Before the tour ends, Feroz pulls me to a corner in the museum, where he has kept almost half his collection in sacks piled one on top of the other. Some of the pictures are even torn or rain-soaked. I cannot believe what I am seeing. One would assume that with his impressive body of work, Feroz would feature alongside the likes of former presidential photographers Cecil Stoughton for the Kennedys, Pete Souza for the Obamas and Yochi Okamoto for the Johnsons, who are celebrated and whose photographs are displayed with the dignity they deserve. His disappointment is obvious, as he informs me that he cannot maintain his collection anymore, and that he has already exhausted his funds and spent a good amount from his own pocket to put up the exhibit.
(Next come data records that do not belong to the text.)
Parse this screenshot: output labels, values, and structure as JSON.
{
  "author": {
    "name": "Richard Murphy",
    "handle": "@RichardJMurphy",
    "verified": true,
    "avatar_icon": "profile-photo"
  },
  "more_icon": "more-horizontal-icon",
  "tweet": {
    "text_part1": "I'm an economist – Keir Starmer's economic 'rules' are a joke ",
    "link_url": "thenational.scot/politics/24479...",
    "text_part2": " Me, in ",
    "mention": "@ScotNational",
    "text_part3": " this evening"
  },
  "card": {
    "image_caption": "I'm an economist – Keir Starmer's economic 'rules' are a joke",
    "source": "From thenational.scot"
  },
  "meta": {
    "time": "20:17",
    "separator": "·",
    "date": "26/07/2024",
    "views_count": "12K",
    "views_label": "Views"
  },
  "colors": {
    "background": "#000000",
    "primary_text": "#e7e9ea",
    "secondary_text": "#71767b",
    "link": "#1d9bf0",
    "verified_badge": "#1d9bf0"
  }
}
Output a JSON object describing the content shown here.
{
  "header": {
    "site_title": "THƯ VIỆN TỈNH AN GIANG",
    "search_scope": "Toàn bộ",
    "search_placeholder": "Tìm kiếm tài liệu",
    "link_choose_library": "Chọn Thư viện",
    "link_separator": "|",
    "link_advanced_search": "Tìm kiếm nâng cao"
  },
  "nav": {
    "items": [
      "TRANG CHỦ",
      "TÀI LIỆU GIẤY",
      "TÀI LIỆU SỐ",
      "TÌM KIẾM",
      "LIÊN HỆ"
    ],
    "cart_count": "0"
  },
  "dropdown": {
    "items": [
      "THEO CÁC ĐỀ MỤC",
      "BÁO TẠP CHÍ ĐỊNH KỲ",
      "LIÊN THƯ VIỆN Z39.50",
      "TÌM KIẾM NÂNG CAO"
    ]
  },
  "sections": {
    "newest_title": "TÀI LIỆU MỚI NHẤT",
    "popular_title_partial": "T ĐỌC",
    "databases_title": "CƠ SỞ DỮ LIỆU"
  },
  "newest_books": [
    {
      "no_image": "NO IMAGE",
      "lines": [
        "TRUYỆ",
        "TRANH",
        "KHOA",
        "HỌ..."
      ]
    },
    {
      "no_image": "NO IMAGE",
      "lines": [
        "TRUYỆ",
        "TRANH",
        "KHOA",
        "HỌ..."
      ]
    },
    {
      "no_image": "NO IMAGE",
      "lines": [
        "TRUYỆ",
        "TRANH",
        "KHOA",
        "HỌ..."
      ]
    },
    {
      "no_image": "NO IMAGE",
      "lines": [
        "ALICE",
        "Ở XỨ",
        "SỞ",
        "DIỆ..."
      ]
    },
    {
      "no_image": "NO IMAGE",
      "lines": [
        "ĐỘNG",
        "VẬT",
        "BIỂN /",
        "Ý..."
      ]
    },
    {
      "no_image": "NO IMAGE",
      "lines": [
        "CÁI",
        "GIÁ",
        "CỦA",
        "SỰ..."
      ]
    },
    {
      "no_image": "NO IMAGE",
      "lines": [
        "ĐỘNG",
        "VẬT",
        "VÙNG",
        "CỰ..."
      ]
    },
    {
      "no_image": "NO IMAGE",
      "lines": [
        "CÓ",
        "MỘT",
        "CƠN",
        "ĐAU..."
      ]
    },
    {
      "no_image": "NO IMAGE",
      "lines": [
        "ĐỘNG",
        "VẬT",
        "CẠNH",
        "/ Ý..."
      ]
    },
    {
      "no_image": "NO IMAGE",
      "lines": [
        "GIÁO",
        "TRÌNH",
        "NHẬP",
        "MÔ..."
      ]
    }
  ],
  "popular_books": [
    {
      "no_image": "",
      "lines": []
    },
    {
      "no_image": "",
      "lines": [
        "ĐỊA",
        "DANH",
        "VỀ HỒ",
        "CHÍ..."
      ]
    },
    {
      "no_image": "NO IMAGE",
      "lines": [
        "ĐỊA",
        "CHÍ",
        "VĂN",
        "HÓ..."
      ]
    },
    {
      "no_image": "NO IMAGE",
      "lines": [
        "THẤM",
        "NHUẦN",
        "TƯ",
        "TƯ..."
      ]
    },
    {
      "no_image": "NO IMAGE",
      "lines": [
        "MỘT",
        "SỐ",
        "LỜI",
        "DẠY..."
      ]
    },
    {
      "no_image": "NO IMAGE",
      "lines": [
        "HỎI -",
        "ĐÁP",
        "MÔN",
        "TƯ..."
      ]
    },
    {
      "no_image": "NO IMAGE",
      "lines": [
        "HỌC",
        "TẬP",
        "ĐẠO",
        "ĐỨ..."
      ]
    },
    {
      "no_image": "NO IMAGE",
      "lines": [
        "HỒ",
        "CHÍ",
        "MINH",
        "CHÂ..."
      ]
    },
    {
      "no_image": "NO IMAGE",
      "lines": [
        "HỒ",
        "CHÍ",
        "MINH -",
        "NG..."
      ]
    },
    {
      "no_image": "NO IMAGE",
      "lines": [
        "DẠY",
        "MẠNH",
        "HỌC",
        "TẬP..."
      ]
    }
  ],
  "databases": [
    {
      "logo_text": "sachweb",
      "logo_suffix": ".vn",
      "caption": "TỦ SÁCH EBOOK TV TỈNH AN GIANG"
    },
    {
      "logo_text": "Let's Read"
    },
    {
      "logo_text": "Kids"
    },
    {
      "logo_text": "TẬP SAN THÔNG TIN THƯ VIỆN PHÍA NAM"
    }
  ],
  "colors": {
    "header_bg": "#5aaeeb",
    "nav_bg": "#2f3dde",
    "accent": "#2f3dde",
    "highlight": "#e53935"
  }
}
Prior to the elections, the current prime minister, Nawaz Sharif, offered to pay him 600,000 rupees for the entire collection and promised to display his work properly in Larkana. Feroz refused, suspecting that it was intended merely as a political gimmick for the upcoming elections. Deeply loyal to the Bhuttos, Feroz clings on to the hope that, some day, someone will realise the significance of his work.As I end my tour of the exhibit, I cannot help but ask myself, whether these rotting pictures are somehow symbolic of PPP’s political decline? Worse, is it an indicator of our society’s indifferent attitude towards preserving its culture and history? And what if PPP has been reduced to a relic of the past? Wouldn’t we want to save these pictures, regardless of how we view the Bhuttos and their politics, for the sake of posterity? It is inexcusable that the current Bhutto generation cannot, with all their wealth, at least arrange for some of these photographs to be displayed in a permanent exhibit. More so now, when Bilawal Bhutto is leading the campaign to save Mohenjodaro. Before we part ways, Feroz says that he does not seek any monetary compensation or accolades: “All I want in return is a pat on the back and that people, especially leaders of the PPP, come to see m collection.”